NVIDIA / k8s-dra-driver

Dynamic Resource Allocation (DRA) for NVIDIA GPUs in Kubernetes
Apache License 2.0
226 stars 41 forks source link

driver-kubelet-plugin : error running nvidia-smi: signal: segmentation fault (core dumped) #7

Closed CoderTH closed 9 months ago

CoderTH commented 10 months ago

When I apply -f demo1.yaml and find that the pod is always in the create state, kubelet-plugin gets the following error. It seems to be an nvidia-smi error? image

I tried running nvidia-s'mi manually into the container and it was fine image

I guessed that this error was related to the following code, so I simulated running the relevant commands, and it was normal.

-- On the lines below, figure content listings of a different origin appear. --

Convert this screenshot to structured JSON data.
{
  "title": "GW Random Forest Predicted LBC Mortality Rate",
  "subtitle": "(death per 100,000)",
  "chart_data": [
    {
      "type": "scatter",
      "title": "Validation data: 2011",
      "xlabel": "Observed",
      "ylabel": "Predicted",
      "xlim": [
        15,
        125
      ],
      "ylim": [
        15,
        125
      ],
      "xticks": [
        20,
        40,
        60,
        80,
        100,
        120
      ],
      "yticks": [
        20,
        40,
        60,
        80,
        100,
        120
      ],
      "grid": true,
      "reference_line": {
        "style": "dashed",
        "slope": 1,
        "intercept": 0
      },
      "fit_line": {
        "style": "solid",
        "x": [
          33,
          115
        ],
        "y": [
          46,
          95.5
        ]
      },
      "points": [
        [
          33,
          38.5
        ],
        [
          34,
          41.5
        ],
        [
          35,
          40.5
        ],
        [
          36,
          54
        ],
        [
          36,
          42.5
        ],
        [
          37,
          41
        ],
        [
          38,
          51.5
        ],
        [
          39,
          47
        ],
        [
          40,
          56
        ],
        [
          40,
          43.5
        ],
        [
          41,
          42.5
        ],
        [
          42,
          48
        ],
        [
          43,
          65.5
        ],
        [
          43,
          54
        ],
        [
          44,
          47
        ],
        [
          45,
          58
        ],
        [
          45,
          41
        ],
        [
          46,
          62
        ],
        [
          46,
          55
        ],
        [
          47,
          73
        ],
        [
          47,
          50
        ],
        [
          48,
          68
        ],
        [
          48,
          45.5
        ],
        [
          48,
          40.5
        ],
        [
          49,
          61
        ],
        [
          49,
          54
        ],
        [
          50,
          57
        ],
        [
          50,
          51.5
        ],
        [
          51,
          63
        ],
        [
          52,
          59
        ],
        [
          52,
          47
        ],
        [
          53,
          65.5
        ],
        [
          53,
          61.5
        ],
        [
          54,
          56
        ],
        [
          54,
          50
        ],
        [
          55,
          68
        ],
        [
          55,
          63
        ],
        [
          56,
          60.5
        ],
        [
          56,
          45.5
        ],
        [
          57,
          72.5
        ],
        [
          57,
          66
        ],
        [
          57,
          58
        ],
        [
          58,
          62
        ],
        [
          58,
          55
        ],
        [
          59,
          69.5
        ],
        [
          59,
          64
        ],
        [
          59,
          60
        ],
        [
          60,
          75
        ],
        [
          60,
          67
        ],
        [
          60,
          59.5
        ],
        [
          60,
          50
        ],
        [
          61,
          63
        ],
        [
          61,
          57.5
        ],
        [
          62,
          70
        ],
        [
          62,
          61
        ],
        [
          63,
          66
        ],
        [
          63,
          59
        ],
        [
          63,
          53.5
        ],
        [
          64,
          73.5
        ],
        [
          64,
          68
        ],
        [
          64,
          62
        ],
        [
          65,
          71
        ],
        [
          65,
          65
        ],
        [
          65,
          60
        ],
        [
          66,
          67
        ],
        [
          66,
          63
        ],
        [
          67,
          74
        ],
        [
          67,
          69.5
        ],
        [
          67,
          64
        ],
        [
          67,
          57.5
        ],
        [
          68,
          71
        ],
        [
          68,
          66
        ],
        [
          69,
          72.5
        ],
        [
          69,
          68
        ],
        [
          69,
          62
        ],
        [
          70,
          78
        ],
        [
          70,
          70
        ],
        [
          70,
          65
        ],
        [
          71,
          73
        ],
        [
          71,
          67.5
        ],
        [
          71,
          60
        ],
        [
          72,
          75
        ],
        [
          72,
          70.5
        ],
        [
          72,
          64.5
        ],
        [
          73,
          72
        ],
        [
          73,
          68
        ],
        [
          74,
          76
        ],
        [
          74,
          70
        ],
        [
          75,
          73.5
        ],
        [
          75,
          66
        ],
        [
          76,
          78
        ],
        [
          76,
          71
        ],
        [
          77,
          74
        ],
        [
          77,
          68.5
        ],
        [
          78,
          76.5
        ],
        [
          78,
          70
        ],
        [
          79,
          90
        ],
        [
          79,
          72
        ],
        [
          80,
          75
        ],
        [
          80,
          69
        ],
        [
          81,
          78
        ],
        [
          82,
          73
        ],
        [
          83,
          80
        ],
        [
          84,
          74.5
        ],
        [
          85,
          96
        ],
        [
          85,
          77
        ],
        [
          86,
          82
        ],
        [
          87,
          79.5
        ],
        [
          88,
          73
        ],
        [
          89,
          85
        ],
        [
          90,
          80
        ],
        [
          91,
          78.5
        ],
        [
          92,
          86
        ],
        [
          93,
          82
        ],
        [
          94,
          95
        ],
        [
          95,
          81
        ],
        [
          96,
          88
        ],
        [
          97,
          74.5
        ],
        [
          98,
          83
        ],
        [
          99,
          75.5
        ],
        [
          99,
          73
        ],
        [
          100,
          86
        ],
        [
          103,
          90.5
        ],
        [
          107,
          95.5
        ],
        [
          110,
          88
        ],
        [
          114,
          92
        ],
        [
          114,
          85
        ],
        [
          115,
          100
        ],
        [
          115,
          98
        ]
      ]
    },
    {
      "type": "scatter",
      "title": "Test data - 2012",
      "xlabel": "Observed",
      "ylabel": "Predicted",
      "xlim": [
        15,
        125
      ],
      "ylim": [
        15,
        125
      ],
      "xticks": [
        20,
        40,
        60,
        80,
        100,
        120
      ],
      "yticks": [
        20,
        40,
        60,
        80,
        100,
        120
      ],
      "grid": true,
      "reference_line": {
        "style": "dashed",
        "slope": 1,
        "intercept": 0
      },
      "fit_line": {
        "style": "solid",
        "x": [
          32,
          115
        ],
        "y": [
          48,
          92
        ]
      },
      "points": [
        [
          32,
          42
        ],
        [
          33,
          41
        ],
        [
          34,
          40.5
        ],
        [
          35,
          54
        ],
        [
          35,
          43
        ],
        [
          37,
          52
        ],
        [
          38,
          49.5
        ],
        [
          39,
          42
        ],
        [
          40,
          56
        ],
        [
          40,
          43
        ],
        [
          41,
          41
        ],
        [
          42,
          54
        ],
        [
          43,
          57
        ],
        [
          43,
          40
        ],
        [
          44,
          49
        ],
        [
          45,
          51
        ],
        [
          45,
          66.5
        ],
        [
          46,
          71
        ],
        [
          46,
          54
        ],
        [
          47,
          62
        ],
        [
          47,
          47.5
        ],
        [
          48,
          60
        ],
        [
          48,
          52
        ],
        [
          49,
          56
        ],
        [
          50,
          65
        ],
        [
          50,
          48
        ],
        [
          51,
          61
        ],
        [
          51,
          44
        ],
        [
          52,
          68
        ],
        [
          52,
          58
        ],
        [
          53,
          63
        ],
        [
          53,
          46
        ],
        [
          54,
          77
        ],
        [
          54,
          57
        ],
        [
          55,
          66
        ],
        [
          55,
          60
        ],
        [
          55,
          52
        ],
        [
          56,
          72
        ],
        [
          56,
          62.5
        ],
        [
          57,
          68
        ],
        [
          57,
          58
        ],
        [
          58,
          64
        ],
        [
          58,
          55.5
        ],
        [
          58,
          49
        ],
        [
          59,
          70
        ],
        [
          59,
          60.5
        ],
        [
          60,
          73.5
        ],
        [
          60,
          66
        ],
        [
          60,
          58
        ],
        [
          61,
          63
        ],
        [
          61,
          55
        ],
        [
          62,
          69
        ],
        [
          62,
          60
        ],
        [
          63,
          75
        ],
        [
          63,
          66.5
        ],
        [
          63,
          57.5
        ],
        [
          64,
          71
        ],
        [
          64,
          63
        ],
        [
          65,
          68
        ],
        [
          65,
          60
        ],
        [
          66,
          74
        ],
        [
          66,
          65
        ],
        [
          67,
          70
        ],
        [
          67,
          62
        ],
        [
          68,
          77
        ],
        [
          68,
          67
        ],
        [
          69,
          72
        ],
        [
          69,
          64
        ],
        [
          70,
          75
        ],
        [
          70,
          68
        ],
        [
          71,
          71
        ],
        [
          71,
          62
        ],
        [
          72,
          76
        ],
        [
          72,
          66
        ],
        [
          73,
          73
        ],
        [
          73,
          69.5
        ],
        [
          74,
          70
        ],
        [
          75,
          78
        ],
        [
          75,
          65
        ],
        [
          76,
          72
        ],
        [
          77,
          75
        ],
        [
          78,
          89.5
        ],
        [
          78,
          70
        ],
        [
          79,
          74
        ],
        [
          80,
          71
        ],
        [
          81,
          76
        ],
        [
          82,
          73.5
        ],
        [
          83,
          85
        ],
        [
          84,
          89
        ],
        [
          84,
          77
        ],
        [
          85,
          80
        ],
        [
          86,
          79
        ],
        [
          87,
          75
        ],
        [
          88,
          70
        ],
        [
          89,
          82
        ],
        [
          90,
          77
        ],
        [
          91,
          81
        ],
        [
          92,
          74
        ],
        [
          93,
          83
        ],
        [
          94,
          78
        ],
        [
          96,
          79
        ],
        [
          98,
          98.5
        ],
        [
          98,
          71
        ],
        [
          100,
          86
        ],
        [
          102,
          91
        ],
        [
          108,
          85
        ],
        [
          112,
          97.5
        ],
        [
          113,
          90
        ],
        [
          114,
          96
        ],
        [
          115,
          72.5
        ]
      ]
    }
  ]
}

func (t *TimeSlicingManager) SetTimeSlice(devices *PreparedDevices, config *nascrd.TimeSlicingConfig) error {
    if devices.Mig != nil {
        return fmt.Errorf("setting a TimeSlice duration on MIG devices is unsupported")
    }

    timeSlice := nascrd.DefaultTimeSlice
    if config != nil && config.TimeSlice != nil {
        timeSlice = *config.TimeSlice
    }

    err := t.nvdevlib.setComputeMode(devices.UUIDs(), "DEFAULT")
    if err != nil {
        return fmt.Errorf("error setting compute mode: %w", err)
    }

    err = t.nvdevlib.setTimeSlice(devices.UUIDs(), timeSlice.Int())
    if err != nil {
        return fmt.Errorf("error setting time slice: %w", err)
    }

    return nil
}

image

The os versions I use are centos7.9 and tesla p4

elezar commented 10 months ago

@CoderTH with the changes that you are testing the equivalent command is no longer chroot /driver-root nvidia-smi.

Instead, we update the PATH to include the location of nvidia-smi in the driver root and set LD_LIBRARY_PATH to include the path to libnvidia-ml.so.1 which is required by nvidia-smi. It could be that this configuration is causing a different library to be loaded when running nvidia-smi to set the compute mode.

Could you check the behaviour when:

  1. Exec-ing into the container
  2. Setting PATH to include the path (in /driver-root) to nvidia-smi at the start
  3. Setting LD_LIBRARY_PATH to include the path (in /driver-root) at the start

And then running the relevant nvidia-smi commands.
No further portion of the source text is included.